Complaints made against companies
Olens said his office and the Governor’s Office of Consumer Protection have received numerous complaints regarding Western Sky’s payday loans, including that Western Sky continues to electronically withdraw funds from consumers’ bank accounts to collect high interest payments even though the consumers have repaid the full amount of the principal on the loan. There have also been a large volume of complaints about CashCall’s collection practices. Consumers have reported that CashCall representatives have harassed them with repeated telephone calls, obscene and abusive language, threats of wage garnishment or other legal action, even going so far as to call consumers’ employers to threaten wage garnishment, he said.
In addition to asking the court to prohibit the defendants from making payday loans in Georgia, Olens is seeking that the court declare any pending loans null and void and stop them from further collection of payments. The complaint also seeks civil penalties and attorneys’ fees.
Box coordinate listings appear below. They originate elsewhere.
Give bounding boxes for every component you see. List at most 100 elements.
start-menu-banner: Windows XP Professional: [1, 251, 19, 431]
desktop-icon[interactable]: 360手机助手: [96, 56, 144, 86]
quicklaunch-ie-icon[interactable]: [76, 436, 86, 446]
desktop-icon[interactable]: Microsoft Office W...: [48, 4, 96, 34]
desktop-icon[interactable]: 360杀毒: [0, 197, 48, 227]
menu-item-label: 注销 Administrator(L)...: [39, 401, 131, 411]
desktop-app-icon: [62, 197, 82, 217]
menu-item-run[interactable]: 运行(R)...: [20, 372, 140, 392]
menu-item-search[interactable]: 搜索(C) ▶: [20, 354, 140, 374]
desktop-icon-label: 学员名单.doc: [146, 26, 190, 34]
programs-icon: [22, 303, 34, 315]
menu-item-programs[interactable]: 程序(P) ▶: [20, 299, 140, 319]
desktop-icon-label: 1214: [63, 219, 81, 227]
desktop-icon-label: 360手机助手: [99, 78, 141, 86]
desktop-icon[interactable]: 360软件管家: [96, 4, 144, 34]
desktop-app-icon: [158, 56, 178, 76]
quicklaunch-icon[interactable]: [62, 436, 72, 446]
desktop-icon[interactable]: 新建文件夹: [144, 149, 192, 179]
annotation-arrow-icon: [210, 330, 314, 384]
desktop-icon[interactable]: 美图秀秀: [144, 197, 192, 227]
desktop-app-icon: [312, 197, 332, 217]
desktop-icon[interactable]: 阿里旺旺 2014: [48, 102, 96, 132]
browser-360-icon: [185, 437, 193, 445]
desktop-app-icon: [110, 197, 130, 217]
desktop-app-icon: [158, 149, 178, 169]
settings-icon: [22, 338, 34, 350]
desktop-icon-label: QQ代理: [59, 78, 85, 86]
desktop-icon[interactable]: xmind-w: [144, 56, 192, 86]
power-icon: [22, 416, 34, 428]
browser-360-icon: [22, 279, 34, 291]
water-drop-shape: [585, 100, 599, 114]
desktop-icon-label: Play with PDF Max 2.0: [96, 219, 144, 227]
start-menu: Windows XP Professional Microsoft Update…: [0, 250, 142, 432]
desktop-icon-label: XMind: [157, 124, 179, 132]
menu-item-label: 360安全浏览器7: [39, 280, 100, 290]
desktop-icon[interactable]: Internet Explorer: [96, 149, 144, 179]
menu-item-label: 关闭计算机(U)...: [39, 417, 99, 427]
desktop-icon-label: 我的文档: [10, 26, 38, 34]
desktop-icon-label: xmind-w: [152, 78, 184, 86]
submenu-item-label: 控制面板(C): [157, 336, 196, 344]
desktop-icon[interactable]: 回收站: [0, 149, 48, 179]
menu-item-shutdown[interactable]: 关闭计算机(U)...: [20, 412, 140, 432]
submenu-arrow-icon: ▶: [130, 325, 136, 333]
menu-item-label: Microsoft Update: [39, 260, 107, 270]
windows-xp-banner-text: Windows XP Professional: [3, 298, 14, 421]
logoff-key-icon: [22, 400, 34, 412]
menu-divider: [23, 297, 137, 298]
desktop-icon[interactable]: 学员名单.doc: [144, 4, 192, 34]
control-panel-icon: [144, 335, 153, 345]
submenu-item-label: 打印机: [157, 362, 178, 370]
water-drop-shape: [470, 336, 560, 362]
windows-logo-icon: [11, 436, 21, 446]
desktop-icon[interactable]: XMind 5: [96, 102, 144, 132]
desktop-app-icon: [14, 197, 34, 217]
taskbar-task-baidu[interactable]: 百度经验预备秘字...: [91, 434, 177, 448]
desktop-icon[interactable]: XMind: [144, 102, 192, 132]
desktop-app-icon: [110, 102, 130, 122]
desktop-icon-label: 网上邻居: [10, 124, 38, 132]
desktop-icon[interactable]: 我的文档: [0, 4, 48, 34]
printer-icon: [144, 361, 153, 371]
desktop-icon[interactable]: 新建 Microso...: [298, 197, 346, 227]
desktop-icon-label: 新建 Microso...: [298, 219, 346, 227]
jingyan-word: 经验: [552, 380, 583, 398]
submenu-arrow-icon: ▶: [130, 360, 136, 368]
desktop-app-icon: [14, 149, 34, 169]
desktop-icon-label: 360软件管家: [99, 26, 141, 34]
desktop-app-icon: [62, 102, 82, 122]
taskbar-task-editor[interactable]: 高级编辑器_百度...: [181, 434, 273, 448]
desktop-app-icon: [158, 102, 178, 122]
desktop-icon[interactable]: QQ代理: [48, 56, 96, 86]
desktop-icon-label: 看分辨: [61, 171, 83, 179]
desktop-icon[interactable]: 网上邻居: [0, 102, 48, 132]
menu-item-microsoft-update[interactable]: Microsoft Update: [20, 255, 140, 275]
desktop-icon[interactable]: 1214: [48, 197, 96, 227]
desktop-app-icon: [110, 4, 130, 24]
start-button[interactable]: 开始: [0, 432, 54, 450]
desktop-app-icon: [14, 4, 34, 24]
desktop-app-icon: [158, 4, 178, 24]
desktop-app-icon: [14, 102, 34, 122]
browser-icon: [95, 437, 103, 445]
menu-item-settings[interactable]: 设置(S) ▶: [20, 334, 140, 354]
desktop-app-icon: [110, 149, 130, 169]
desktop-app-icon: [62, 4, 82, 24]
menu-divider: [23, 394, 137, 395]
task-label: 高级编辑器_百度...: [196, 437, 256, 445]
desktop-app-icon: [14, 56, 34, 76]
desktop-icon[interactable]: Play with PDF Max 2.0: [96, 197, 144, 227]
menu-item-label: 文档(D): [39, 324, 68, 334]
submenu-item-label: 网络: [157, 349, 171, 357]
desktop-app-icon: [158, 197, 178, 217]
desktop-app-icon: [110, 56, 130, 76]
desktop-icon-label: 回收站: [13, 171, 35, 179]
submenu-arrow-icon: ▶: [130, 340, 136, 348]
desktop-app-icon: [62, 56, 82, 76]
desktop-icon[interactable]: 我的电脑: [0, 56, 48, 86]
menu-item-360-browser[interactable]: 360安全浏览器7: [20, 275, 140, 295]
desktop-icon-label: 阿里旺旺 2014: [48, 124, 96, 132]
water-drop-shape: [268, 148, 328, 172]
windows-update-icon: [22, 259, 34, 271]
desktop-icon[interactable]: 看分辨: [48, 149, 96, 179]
Just like the mob, Dooley says
Dooley said she’s noticed ads for payday lending on TV.
“And I’ve been noticing the counter ads on television saying, ‘If you’re caught up in these payday loans come and see us,’ which probably isn’t a whole lot better, but you can see what happens,” she said. “It’s like the stuff that you used to do with the mob, the loan sharking. I think when you pay those outrageous interest rates you can’t catch up, and Sam is an excellent attorney, and he understands the ins and outs of things like this. And whereas I don’t always agree with him, I think in this case I’m very glad to have him representing the state of Georgia, and I think he’ll take them down.”
After Dooley ousted Tumlin, Tumlin went on to become mayor of Marietta. Dooley was later ousted herself in 2010 by state Rep. Sam Teasley (R-Marietta). Since that time, Dooley said she has served on the board of Right in the Community, a nonprofit that partners with the federal Department of Housing and Urban Development to build homes for developmentally delayed adults.
“The mindset is to make the money anyway you can, and anyway you can means people get hurt, so that was really the reason they voted down the payday loans,” Dooley said, referring to how the lawmakers ultimately killed Tumlin’s bill.